Auch dem FAZ-Autor Volker Weidermann fiel auf, wie simpel Grass mit "leicht verschobenen Satzstellungen" und "unsinnigen Genitivkonstruktionen" Lyrik vortäuscht. Er schrieb deshalb einen Artikel, in dem er das Werk wie eine Titanic-Parodie behandelte, auf die die Süddeutsche hereingefallen war. Obwohl ein solcher Scherz bei einem Autor, dessen Kontaktdaten der Redaktion bereits aus früheren Veröffentlichungen bekannt sind, äußerst schwer zu bewerkstelligen ist (und obwohl die Anrisszeile die Scherzabsicht des FAZ-Texts deutlich machte) nahmen zahlreiche FAZ-Leser die Behauptung für bare Münze und spotteten auf Twitter und in Foren etwas voreilig über den angeblichen "Coup".

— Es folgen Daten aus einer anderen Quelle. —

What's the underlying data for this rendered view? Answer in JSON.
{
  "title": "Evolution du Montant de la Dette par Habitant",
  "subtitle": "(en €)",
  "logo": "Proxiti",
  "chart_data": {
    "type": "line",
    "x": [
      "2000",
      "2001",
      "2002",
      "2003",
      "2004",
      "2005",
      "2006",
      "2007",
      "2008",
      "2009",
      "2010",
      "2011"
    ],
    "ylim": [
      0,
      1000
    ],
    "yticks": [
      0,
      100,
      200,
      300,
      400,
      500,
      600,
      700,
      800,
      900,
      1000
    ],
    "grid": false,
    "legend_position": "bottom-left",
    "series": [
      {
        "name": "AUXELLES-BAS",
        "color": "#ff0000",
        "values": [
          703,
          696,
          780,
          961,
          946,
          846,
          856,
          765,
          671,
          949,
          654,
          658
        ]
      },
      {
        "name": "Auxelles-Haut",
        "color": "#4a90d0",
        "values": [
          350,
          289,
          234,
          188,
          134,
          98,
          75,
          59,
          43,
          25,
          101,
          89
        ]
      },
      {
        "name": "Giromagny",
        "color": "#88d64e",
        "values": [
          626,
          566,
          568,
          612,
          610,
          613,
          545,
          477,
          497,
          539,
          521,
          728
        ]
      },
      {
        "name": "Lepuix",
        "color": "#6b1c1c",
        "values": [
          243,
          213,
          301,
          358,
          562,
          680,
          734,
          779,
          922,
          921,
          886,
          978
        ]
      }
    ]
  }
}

Hätten sie recht gehabt, dann hätte allerdings auch eine NDR-Lesung des "Gedichts" eine etwas aufwendige Fälschung sein müssen. Endgültige Sicherheit brachte gestern eine Stellungnahme Weidermanns. Die von ihm gestiftete Verwirrung könnte nicht nur den deutschen Feuilletons, sondern auch manchem Deutschlehrer ein Anlass sein, darüber nachzudenken, ob Grass nicht nur mehr eine Parodie seiner selbst ist – und es möglicherweise immer schon war. Vielleicht lassen sie ihre Schüler dann zukünftig lieber Wiglaf Droste lesen, der Weisheiten wie die folgende vermittelt:

Schlechte Prosa, die man willkürlich umbricht
bleibt schlechte Prosa und wird kein Gedicht.

Update:

Mittlerweile hat auch Titanic eine eigene (echte) Parodie auf "Europas Schande" online.